Neue gesetzliche Regelungen machen es Spielhallen künftig schwerer. Auch in Greven laufen Verhandlungen.

Mittwoch, 20.12.2017, 17:00 Uhr
Nach Schätzung der IHK steht jede vierte Spielhalle vor dem Aus.
Nach Schätzung der IHK steht jede vierte Spielhalle vor dem Aus. Foto: dpa

Jede vierte Spielhalle im Regierungsbezirk Münster steht nach Angaben der Industrie- und Handelskammer (IHK) Nord Westfalen vor der Schließung. Der Grund: Mit dem Ende der Übergangsfrist für den Glücksspielstaatsvertrag am 1. Dezember gelten strengere Regeln für die Branche. So muss zum Beispiel eine Spielhalle mindestens 350 Meter Abstand zu Jugendeinrichtungen halten. Für diese Reglung gibt es aber einen Bestandsschutz. Der ausgeschiedene Leiter des Grevener Ordnungsamtes, Michael Schreiber, hat allen Spielotheken deshalb eine Lizenzverlängerung bis 2021 erteilt. Auch die Regelung, dass die Spielotheken, die weniger als einen Abstand von 350 Metern zur nächsten Spielhalle haben, geschlossen werden müssen, wird in Greven zunächst nicht umgesetzt, da unklar sei, welche der betroffenen Spielotheken denn geschlossen werden müsse.

Bei den beiden Doppelspielhallen (an der Alten Münsterstraße und in Reckenfeld) ist die Stadtverwaltung aktuell in der Klärung, mit dem Betreiber einer Spielhalle gerichtlich, mit dem Betreiber der anderen außergerichtlich. „Die Verfahren laufen, wann eine endgültige Klärung herbeigeführt wird, lässt sich im Moment leider nicht sagen“, so Dr. Andrea Rauße-Rüther, Sprecherin der Stadtverwaltung.

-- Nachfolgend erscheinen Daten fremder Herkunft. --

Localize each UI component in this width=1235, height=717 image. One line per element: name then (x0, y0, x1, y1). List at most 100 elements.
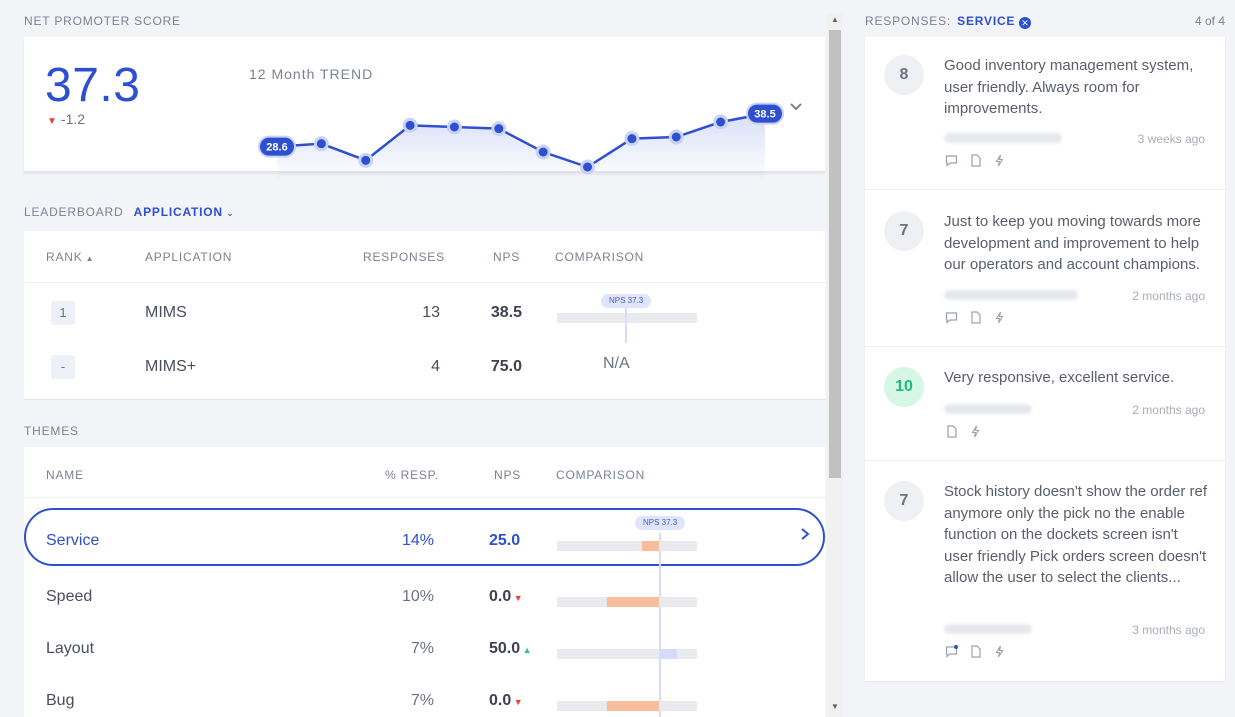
rank-header[interactable]: RANK ▲ (46, 250, 94, 264)
theme-nps: 0.0 ▼ (489, 588, 523, 606)
trend-endpoint-label: 28.6 (266, 142, 287, 154)
theme-name: Service (46, 532, 100, 549)
redacted-name (944, 624, 1032, 634)
leaderboard-filter-dropdown[interactable]: APPLICATION ⌄ (134, 205, 235, 219)
response-count: 4 of 4 (1194, 14, 1225, 28)
comparison-na: N/A (603, 355, 630, 372)
app-name: MIMS+ (145, 358, 197, 375)
comparison-bar (557, 313, 697, 323)
trend-point[interactable] (580, 159, 596, 175)
lightning-icon[interactable] (993, 154, 1006, 167)
nps-delta: ▼ -1.2 (47, 111, 85, 127)
theme-nps: 0.0 ▼ (489, 692, 523, 710)
theme-row-selected[interactable] (24, 508, 825, 566)
theme-resp: 7% (410, 640, 434, 657)
divider (24, 497, 825, 498)
response-time: 2 months ago (1132, 403, 1205, 417)
response-actions (945, 645, 1017, 659)
trend-point[interactable] (358, 152, 374, 168)
response-time: 2 months ago (1132, 289, 1205, 303)
trend-down-icon: ▼ (511, 593, 523, 603)
nps-value: 75.0 (490, 358, 522, 375)
scroll-up-arrow-icon[interactable]: ▲ (831, 15, 839, 24)
score-badge: 8 (884, 55, 924, 95)
response-time: 3 months ago (1132, 623, 1205, 637)
comment-icon[interactable] (945, 154, 958, 167)
resp-header: % RESP. (385, 468, 440, 482)
theme-nps-value: 25.0 (489, 532, 521, 549)
theme-nps: 50.0 ▲ (489, 640, 532, 658)
sort-asc-icon: ▲ (82, 254, 95, 263)
trend-endpoint-badge (746, 102, 784, 125)
trend-endpoint-label: 38.5 (754, 109, 775, 121)
redacted-name (944, 133, 1062, 143)
trend-point[interactable] (313, 136, 329, 152)
trend-point[interactable] (713, 114, 729, 130)
document-icon[interactable] (969, 311, 982, 324)
response-text: Just to keep you moving towards more dev… (944, 213, 1201, 273)
nps-delta-value: -1.2 (60, 111, 86, 127)
responses-filter-chip: SERVICE (957, 14, 1016, 28)
theme-name: Layout (46, 640, 95, 657)
response-actions (945, 311, 1017, 325)
trend-title: 12 Month TREND (249, 66, 374, 82)
lightning-icon[interactable] (993, 311, 1006, 324)
clear-filter-icon[interactable]: ✕ (1019, 17, 1032, 29)
theme-name: Bug (46, 692, 75, 709)
lightning-icon[interactable] (993, 645, 1006, 658)
comparison-fill (607, 701, 659, 711)
rank-header-label: RANK (46, 250, 83, 264)
comparison-fill (642, 541, 659, 551)
comment-icon[interactable] (945, 311, 958, 324)
rank-badge: 1 (51, 301, 75, 325)
chevron-down-icon: ⌄ (222, 208, 235, 218)
comparison-fill (659, 649, 677, 659)
trend-point[interactable] (535, 144, 551, 160)
name-header: NAME (46, 468, 84, 482)
comparison-bar (557, 649, 697, 659)
response-item[interactable]: 10 Very responsive, excellent service. 2… (865, 347, 1225, 461)
expand-chevron-icon[interactable] (789, 99, 803, 113)
document-icon[interactable] (969, 645, 982, 658)
response-actions (945, 425, 993, 439)
trend-point[interactable] (446, 119, 462, 135)
document-icon[interactable] (945, 425, 958, 438)
leaderboard-table: RANK ▲ APPLICATION RESPONSES NPS COMPARI… (24, 231, 825, 400)
responses-list: 8 Good inventory management system, user… (865, 37, 1225, 681)
nps-header: NPS (494, 468, 522, 482)
response-text: Very responsive, excellent service. (944, 369, 1175, 386)
nps-section-label: NET PROMOTER SCORE (24, 14, 181, 28)
lightning-icon[interactable] (969, 425, 982, 438)
redacted-name (944, 404, 1032, 414)
nps-card: 37.3 ▼ -1.2 12 Month TREND 28.6 38.5 (24, 37, 825, 182)
responses-value: 4 (431, 358, 440, 375)
rank-badge: - (51, 355, 75, 379)
trend-down-icon: ▼ (511, 697, 523, 707)
chevron-right-icon[interactable] (799, 527, 811, 541)
leaderboard-filter-label: APPLICATION (133, 205, 223, 219)
score-badge: 7 (884, 211, 924, 251)
response-actions (945, 154, 1017, 168)
comparison-header: COMPARISON (555, 250, 645, 264)
scroll-down-arrow-icon[interactable]: ▼ (831, 702, 839, 711)
trend-point[interactable] (402, 117, 418, 133)
responses-label: RESPONSES: SERVICE ✕ (865, 14, 1032, 29)
response-item[interactable]: 7 Stock history doesn't show the order r… (865, 461, 1225, 681)
comment-icon[interactable] (945, 645, 958, 658)
nps-reference-pill: NPS 37.3 (601, 294, 652, 308)
nps-score: 37.3 (45, 59, 141, 112)
application-header: APPLICATION (145, 250, 233, 264)
response-item[interactable]: 8 Good inventory management system, user… (865, 37, 1225, 190)
document-icon[interactable] (969, 154, 982, 167)
trend-chart: 28.6 38.5 (258, 102, 784, 182)
trend-point[interactable] (668, 129, 684, 145)
trend-point[interactable] (491, 121, 507, 137)
theme-name: Speed (46, 588, 93, 605)
trend-area (277, 113, 765, 182)
trend-point[interactable] (624, 131, 640, 147)
themes-label: THEMES (24, 424, 79, 438)
response-item[interactable]: 7 Just to keep you moving towards more d… (865, 190, 1225, 347)
responses-title: RESPONSES: (865, 14, 952, 28)
nps-marker-line (659, 533, 661, 717)
scrollbar-thumb[interactable] (829, 30, 841, 478)
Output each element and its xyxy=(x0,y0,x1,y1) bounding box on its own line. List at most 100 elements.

400 Spielhallen gibt es derzeit im Münsterland und in der Emscher-Lippe-Region. „Viele Spielhallenbetreiber haben bereits im Vorfeld angekündigt, dass sie gegen Schließungsbescheide klagen werden“, so Jens von Lengerke, IHK-Abteilungsleiter Handel und Dienstleistungen.